Scenes of flood-ravaged neighborhoods in one of the planet’s driest regions stunned the world this month. Heavy rains in the United Arab Emirates and Oman submerged cars, clogged highways and killed at least 21 people. Flights out of Dubai’s airport, a major global hub, were severely disrupted.
The downpours weren’t a total surprise — forecasters had anticipated the storms several days earlier and issued warnings. But they were certainly unusual.
Here’s what to know.
Heavy rain there is rare, but not unheard-of.
On average, the Arabian Peninsula receives a scant few inches of rain a year, although scientists have found that a sizable chunk of that precipitation falls in infrequent but severe bursts, not as periodic showers. These rains often come during El Niño conditions like the ones the world is experiencing now.
U.A.E. officials said the 24-hour rain total on April 16 was the country’s largest since records there began in 1949. And parts of the nation had already experienced an earlier round of thunderstorms in March.

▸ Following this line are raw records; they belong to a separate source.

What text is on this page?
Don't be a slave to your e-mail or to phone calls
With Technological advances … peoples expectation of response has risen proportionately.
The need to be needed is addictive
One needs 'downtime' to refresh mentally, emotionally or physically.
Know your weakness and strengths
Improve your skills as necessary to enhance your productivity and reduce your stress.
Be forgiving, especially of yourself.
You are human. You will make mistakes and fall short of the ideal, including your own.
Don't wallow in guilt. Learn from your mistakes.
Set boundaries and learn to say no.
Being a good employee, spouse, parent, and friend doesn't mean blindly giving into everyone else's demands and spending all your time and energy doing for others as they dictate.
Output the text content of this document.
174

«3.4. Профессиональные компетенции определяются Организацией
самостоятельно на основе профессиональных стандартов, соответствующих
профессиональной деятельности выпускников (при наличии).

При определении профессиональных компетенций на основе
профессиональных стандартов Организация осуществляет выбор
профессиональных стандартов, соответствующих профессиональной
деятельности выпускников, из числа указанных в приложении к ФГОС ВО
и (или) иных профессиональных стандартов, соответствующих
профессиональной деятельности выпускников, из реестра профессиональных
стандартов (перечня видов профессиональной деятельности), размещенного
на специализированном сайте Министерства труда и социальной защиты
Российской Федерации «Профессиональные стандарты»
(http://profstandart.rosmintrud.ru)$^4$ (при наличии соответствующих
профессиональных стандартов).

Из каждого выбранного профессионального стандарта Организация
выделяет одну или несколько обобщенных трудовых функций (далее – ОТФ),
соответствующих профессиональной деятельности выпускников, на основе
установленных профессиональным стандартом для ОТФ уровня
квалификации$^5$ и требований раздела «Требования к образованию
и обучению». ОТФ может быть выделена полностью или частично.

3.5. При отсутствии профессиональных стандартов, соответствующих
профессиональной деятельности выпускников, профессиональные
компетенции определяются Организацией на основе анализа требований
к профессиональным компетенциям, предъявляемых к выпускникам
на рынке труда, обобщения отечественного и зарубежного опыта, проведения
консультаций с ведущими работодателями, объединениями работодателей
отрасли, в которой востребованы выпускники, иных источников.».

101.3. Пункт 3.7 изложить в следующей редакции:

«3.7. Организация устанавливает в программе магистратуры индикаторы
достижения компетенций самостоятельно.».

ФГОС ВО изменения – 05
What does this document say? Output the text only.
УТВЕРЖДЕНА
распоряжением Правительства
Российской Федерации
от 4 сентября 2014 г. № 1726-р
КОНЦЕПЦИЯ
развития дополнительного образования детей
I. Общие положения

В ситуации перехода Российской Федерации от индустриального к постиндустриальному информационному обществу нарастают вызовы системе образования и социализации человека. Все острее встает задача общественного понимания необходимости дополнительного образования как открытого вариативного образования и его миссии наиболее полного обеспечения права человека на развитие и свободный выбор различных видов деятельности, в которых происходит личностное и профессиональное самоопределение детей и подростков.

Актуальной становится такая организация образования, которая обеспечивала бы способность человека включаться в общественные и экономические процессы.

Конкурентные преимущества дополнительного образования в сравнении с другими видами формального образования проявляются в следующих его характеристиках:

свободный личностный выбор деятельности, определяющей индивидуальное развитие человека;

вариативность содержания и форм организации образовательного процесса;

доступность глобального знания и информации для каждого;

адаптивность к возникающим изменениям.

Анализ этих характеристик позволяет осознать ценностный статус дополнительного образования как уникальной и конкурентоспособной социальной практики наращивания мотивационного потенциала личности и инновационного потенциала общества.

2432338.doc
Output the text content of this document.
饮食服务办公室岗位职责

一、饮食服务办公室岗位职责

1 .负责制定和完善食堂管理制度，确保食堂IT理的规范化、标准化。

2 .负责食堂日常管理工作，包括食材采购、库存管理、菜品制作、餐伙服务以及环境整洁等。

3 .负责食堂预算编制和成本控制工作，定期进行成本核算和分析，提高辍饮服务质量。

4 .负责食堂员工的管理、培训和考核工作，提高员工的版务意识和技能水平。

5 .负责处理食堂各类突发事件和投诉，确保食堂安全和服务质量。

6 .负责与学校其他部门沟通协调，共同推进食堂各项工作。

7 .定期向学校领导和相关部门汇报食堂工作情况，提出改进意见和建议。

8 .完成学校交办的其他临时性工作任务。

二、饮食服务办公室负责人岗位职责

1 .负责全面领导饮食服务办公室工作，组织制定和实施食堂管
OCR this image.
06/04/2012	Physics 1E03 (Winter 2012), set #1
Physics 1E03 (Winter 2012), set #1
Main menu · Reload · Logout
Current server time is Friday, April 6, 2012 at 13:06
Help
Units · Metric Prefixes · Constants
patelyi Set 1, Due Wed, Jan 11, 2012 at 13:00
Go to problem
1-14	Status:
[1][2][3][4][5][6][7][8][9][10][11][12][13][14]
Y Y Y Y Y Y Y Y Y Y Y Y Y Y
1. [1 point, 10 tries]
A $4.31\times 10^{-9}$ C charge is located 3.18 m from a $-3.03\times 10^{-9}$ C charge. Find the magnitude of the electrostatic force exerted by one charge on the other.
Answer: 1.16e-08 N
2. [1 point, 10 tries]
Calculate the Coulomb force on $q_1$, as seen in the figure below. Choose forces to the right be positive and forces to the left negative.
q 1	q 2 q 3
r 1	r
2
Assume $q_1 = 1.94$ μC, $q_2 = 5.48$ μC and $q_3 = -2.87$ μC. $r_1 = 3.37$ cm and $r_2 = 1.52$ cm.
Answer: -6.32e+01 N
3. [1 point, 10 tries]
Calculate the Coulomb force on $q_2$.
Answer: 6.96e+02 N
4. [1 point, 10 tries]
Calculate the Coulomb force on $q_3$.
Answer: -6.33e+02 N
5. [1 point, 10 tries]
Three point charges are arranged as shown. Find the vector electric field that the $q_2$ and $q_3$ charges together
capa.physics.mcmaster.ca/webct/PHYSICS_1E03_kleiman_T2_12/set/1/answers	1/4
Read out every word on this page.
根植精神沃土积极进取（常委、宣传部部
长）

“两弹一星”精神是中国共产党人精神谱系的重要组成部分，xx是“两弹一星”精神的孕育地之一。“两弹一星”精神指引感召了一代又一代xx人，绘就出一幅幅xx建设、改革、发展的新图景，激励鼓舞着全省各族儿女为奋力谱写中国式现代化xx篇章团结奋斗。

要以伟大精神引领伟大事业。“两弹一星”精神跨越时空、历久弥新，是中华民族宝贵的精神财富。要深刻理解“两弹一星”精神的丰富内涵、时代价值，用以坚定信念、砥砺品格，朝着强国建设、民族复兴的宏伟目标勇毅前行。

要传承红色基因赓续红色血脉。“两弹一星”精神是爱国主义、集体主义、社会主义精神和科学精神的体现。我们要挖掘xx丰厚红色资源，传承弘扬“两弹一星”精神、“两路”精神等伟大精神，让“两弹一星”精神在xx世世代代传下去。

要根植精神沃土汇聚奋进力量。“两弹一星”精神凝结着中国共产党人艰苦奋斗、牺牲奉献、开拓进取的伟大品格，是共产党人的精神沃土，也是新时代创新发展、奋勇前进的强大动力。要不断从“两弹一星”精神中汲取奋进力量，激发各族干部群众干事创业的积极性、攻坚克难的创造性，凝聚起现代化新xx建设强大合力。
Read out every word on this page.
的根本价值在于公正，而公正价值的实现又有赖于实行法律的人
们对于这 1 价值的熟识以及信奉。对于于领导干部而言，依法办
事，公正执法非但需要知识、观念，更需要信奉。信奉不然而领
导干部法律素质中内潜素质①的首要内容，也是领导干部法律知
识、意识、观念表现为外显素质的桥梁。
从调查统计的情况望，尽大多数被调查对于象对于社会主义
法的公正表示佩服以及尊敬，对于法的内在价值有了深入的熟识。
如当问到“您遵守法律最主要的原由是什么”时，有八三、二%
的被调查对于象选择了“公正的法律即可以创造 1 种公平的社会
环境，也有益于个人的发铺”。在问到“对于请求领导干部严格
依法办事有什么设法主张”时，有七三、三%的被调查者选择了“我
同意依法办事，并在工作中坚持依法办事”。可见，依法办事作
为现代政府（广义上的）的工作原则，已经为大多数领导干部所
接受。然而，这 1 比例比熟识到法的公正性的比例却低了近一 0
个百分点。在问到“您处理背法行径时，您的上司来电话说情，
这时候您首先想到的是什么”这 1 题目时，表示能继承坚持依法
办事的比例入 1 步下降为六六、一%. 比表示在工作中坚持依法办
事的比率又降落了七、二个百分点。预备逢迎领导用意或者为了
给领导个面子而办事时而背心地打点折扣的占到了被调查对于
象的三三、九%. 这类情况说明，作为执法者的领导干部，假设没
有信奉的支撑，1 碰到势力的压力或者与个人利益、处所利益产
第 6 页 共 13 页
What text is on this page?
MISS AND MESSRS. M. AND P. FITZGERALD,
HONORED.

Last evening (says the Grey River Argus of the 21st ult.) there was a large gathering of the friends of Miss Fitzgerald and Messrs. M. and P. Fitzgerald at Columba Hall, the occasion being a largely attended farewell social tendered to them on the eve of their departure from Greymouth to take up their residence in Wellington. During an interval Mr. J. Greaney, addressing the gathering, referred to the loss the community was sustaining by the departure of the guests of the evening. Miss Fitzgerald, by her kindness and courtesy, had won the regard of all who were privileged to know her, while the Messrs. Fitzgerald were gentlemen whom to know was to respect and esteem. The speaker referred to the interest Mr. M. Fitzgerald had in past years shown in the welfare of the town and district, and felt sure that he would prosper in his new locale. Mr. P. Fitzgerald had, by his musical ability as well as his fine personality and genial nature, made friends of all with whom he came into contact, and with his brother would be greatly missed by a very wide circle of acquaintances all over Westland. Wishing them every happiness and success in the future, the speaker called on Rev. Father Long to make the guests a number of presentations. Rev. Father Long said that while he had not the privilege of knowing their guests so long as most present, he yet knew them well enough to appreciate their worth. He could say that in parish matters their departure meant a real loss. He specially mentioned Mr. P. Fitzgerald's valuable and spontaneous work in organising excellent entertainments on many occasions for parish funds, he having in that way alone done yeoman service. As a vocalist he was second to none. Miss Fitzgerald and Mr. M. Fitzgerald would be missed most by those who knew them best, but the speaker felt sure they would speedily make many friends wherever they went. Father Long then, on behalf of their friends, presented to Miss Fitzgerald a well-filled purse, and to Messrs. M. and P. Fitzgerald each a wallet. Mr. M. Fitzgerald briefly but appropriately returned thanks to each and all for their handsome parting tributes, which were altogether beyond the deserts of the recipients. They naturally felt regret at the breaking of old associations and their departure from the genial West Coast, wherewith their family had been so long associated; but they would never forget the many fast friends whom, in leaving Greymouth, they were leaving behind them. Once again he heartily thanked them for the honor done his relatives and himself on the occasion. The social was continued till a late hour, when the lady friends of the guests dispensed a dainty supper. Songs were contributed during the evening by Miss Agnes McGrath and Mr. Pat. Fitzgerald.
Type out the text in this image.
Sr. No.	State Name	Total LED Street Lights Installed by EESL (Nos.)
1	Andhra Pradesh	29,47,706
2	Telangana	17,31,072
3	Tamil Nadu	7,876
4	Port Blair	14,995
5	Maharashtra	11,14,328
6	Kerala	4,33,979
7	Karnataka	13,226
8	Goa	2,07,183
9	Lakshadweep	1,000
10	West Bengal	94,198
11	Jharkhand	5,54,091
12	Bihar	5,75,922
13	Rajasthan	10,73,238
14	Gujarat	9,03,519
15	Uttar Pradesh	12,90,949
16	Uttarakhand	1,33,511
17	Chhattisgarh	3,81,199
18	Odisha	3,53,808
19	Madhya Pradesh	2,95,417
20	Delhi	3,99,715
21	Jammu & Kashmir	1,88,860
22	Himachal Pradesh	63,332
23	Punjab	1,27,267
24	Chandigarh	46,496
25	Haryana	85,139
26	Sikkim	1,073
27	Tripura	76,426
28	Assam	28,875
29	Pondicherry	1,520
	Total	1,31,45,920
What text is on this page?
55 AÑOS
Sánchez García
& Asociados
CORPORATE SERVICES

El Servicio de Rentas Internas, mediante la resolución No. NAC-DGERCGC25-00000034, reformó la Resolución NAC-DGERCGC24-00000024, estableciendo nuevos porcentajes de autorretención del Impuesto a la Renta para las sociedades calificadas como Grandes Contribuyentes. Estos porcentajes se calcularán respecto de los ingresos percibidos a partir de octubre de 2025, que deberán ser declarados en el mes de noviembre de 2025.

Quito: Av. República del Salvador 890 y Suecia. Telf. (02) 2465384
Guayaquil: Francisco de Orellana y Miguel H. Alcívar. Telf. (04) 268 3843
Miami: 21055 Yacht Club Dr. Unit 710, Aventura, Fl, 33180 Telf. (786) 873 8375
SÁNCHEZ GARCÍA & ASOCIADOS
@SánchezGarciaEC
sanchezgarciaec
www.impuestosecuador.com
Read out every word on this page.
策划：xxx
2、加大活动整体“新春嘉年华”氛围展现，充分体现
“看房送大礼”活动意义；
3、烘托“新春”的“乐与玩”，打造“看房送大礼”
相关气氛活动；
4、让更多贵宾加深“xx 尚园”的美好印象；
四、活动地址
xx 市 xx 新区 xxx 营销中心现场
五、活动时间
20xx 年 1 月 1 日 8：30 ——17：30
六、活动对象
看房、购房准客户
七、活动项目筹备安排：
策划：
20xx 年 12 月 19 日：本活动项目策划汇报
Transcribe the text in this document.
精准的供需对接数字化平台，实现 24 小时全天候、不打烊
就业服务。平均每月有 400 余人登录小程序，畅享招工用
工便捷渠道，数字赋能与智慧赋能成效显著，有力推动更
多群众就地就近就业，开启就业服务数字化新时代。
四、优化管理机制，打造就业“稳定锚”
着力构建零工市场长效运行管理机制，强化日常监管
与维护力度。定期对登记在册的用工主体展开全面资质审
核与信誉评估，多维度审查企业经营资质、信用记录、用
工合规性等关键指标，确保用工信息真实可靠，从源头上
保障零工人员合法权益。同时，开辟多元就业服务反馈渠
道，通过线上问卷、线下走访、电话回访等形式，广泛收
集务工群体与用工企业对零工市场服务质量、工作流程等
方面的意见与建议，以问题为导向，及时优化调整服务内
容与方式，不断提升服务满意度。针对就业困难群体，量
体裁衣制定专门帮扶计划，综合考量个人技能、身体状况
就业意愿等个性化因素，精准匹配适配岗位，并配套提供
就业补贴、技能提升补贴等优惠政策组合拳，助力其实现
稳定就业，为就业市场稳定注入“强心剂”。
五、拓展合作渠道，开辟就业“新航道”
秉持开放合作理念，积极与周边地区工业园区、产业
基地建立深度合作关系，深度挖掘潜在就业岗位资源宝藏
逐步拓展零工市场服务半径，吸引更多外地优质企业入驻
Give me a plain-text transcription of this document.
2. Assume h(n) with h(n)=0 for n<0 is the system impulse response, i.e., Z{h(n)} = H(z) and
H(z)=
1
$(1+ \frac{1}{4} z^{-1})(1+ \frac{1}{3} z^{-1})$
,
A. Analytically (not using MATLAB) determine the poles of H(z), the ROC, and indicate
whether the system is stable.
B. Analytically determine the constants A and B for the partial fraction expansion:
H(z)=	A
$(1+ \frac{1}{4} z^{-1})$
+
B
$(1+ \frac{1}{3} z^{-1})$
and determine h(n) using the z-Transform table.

Oman, with its coastline on the Arabian Sea, is also vulnerable to tropical cyclones. Past storms there have brought torrential rain, powerful winds and mudslides, causing extensive damage.
Global warming is projected to intensify downpours.
Stronger storms are a key consequence of human-caused global warming. As the atmosphere gets hotter, it can hold more moisture, which can eventually make its way down to the earth as rain or snow.
But that doesn’t mean rainfall patterns are changing in precisely the same way across every part of the globe.
In their latest assessment of climate research, scientists convened by the United Nations found there wasn’t enough data to have firm conclusions about rainfall trends in the Arabian Peninsula and how climate change was affecting them. The researchers said, however, that if global warming were to be allowed to continue worsening in the coming decades, extreme downpours in the region would quite likely become more intense and more frequent.
Hot oceans are a big factor.
An international team of scientists has made a first attempt at estimating the extent to which climate change may have contributed to April’s storms. The researchers didn’t manage to pin down a connection precisely, though in their analysis, they did highlight one known driver of heavy rain in the region: above-normal ocean temperatures.
Large parts of the Indian, Pacific and Atlantic Oceans have been hotter than usual recently, in part because of El Niño and other natural weather cycles, and in part because of human-induced warming.
When looking only at El Niño years, the scientists estimated that storm events as infrequent as this month’s delivered 10 percent to 40 percent more rain to the region than they would have in a world that hadn’t been warmed by human activities.
“Rainfall, in general, is getting more extreme,” said Mansour Almazroui, a climate scientist at King Abdulaziz University in Jeddah, Saudi Arabia, and one of the researchers who contributed to the analysis.
The analysis was conducted by scientists affiliated with World Weather Attribution, a research collaboration that studies extreme weather events shortly after they occur. Their findings about this month’s rains haven’t yet been peer reviewed, but are based on standardized methods.
The role of cloud seeding isn’t clear.
The U.A.E. has for decades worked to increase rainfall and boost water supplies by seeding clouds. Essentially, this involves shooting particles into clouds to encourage the moisture to gather into larger, heavier droplets, ones that are more likely to fall as rain or snow.
Cloud seeding and other rain-enhancement methods have been tried across the world, including in Australia, China, India, Israel, South Africa and the United States. Studies have found that these operations can, at best, affect precipitation modestly — enough to turn a downpour into a bigger downpour, but probably not a drizzle into a deluge.
Still, experts said pinning down how much seeding might have contributed to this month’s storms would require detailed study.
“In general, it is quite a challenge to assess the impact of seeding,” said Luca Delle Monache, a climate scientist at the Scripps Institution of Oceanography in La Jolla, Calif. Dr. Delle Monache has been leading efforts to use artificial intelligence to improve the U.A.E.’s rain-enhancement program.
An official with the U.A.E.’s National Center of Meteorology, Omar Al Yazeedi, told news outlets that the agency didn’t conduct any seeding during the latest storms. His statements didn’t make clear, however, whether that was also true in the hours or days before.
Mr. Al Yazeedi didn’t respond to emailed questions from The New York Times, and Adel Kamal, a spokesman for the center, didn’t have further comment.
Cities in dry places just aren’t designed for floods.
Wherever it happens, flooding isn’t just a matter of how much rain comes down. It’s also about what happens to all that water once it’s on the ground — most critically, in the places people live.
Cities in arid regions often aren’t designed to drain very effectively. In these areas, paved surfaces block rain from seeping into the earth below, forcing it into drainage systems that can easily become overwhelmed.
One recent study of Sharjah, the capital of the third-largest emirate in the U.A.E., found that the city’s rapid growth over the past half century had made it vulnerable to flooding at far lower levels of rain than before.
Omnia Al Desoukie contributed reporting.